Na tarde de ontem (21), uma guarnição comanda pela Tenente Allan, da Polícia Militar, conduziu até a delegacia da cidade, o presidente da Associação de Moradores do Daniel Berg, Tharles da Cruz Oliveira, 26, e outros dos membros da associação. O objetivo é que eles prestem esclarecimentos sobre denúncia de extorsão, cobranças endividadas de valores e ameaças.

De acordo com alguns moradores, Tharles e outros membros da associação obrigavam as pessoas a se associarem para não ‘perderem a casa’. Uma taxa mensal, no valor de R$ 20 reais era cobrada por família. O morador que não aceitasse, tinha a a casa marcada com o ‘X’, sofria as ameaças posteriormente.

Em áudios que circulam em grupos de WhatsApp da cidade, eles diziam que a polícia iria retirar moradores que deixassem de pagar. As gravações foram obtidas pela PM e repassadas ao delegado.

A associação foi criada no mês de março deste ano, com o intuito de ‘organizar’ os ocupantes do conjunto Daniel Berg.
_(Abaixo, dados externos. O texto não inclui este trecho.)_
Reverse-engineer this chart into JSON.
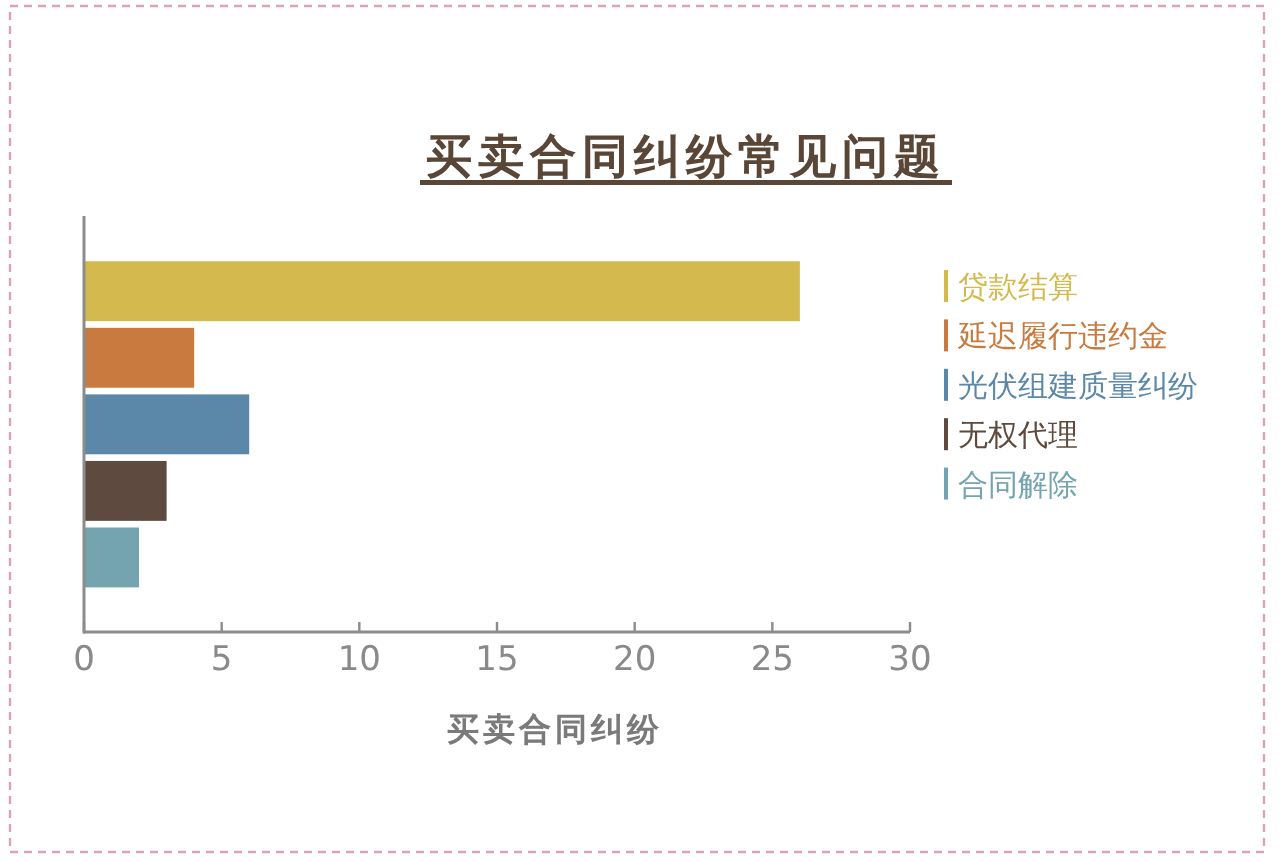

Os valores arrecadados pagariam um advogado para representar os moradores perante a Justiça Federal, onde a Caixa já conseguiu a liminar de reintegração de posse do local.

Até a Secretária de Assistência Social, Raimunda Grajaú, teve o nome envolvido. Nos áudios eles deixavam a entender que ela e o gestor do município apoiavam as ações do grupo.
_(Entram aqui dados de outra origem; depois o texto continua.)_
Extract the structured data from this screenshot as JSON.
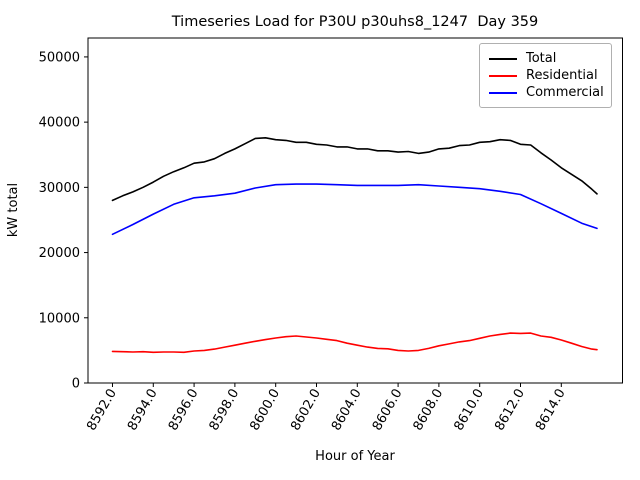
{
  "chart_data": {
    "type": "line",
    "title": "Timeseries Load for P30U p30uhs8_1247  Day 359",
    "xlabel": "Hour of Year",
    "ylabel": "kW total",
    "xlim": [
      8590.8,
      8617.0
    ],
    "ylim": [
      0,
      52900
    ],
    "grid": false,
    "legend_position": "upper right",
    "xtick_values": [
      8592,
      8594,
      8596,
      8598,
      8600,
      8602,
      8604,
      8606,
      8608,
      8610,
      8612,
      8614
    ],
    "xtick_labels": [
      "8592.0",
      "8594.0",
      "8596.0",
      "8598.0",
      "8600.0",
      "8602.0",
      "8604.0",
      "8606.0",
      "8608.0",
      "8610.0",
      "8612.0",
      "8614.0"
    ],
    "ytick_values": [
      0,
      10000,
      20000,
      30000,
      40000,
      50000
    ],
    "ytick_labels": [
      "0",
      "10000",
      "20000",
      "30000",
      "40000",
      "50000"
    ],
    "series": [
      {
        "name": "Total",
        "color": "#000000",
        "x": [
          8592,
          8592.5,
          8593,
          8593.5,
          8594,
          8594.5,
          8595,
          8595.5,
          8596,
          8596.5,
          8597,
          8597.5,
          8598,
          8598.5,
          8599,
          8599.5,
          8600,
          8600.5,
          8601,
          8601.5,
          8602,
          8602.5,
          8603,
          8603.5,
          8604,
          8604.5,
          8605,
          8605.5,
          8606,
          8606.5,
          8607,
          8607.5,
          8608,
          8608.5,
          8609,
          8609.5,
          8610,
          8610.5,
          8611,
          8611.5,
          8612,
          8612.5,
          8613,
          8613.5,
          8614,
          8614.5,
          8615,
          8615.5,
          8615.75
        ],
        "values": [
          28000,
          28700,
          29300,
          30000,
          30800,
          31700,
          32400,
          33000,
          33700,
          33900,
          34400,
          35200,
          35900,
          36700,
          37500,
          37600,
          37300,
          37200,
          36900,
          36900,
          36600,
          36500,
          36200,
          36200,
          35900,
          35900,
          35600,
          35600,
          35400,
          35500,
          35200,
          35400,
          35900,
          36000,
          36400,
          36500,
          36900,
          37000,
          37300,
          37200,
          36600,
          36500,
          35300,
          34200,
          33000,
          32000,
          31000,
          29700,
          29000
        ]
      },
      {
        "name": "Residential",
        "color": "#ff0000",
        "x": [
          8592,
          8592.5,
          8593,
          8593.5,
          8594,
          8594.5,
          8595,
          8595.5,
          8596,
          8596.5,
          8597,
          8597.5,
          8598,
          8598.5,
          8599,
          8599.5,
          8600,
          8600.5,
          8601,
          8601.5,
          8602,
          8602.5,
          8603,
          8603.5,
          8604,
          8604.5,
          8605,
          8605.5,
          8606,
          8606.5,
          8607,
          8607.5,
          8608,
          8608.5,
          8609,
          8609.5,
          8610,
          8610.5,
          8611,
          8611.5,
          8612,
          8612.5,
          8613,
          8613.5,
          8614,
          8614.5,
          8615,
          8615.5,
          8615.75
        ],
        "values": [
          4850,
          4800,
          4750,
          4800,
          4700,
          4750,
          4750,
          4700,
          4900,
          5000,
          5200,
          5500,
          5800,
          6100,
          6400,
          6650,
          6900,
          7100,
          7200,
          7050,
          6900,
          6700,
          6500,
          6100,
          5800,
          5500,
          5300,
          5250,
          5000,
          4900,
          5000,
          5300,
          5700,
          6000,
          6300,
          6500,
          6850,
          7200,
          7450,
          7650,
          7600,
          7650,
          7200,
          7000,
          6600,
          6100,
          5600,
          5200,
          5100
        ]
      },
      {
        "name": "Commercial",
        "color": "#0000ff",
        "x": [
          8592,
          8593,
          8594,
          8595,
          8596,
          8597,
          8598,
          8599,
          8600,
          8601,
          8602,
          8603,
          8604,
          8605,
          8606,
          8607,
          8608,
          8609,
          8610,
          8611,
          8612,
          8613,
          8614,
          8615,
          8615.75
        ],
        "values": [
          22800,
          24300,
          25900,
          27400,
          28400,
          28700,
          29100,
          29900,
          30400,
          30500,
          30500,
          30400,
          30300,
          30300,
          30300,
          30400,
          30200,
          30000,
          29800,
          29400,
          28900,
          27500,
          26000,
          24500,
          23700
        ]
      }
    ]
  }
}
Raimunda Grajaú foi dura, e disse que além de processar os membros da associação, que incluíram o nome dela, desaprova veementemente a forma como eles vinham agindo.

Tharles e os demais membros não quiseram gravar com imprensa na noite de ontem. Pediram para falar apenas com a presença do advogado, na tarde de hoje. Eles, no entanto, negaram todas as acusações e disseram que jamais ameaçaram alguém no local.

Após prestar depoimento Tharles da Cruz e outros membros da associação foram liberados. Nesta sexta, ainda continua ouvindo moradores para abrir inquérito policial ou não.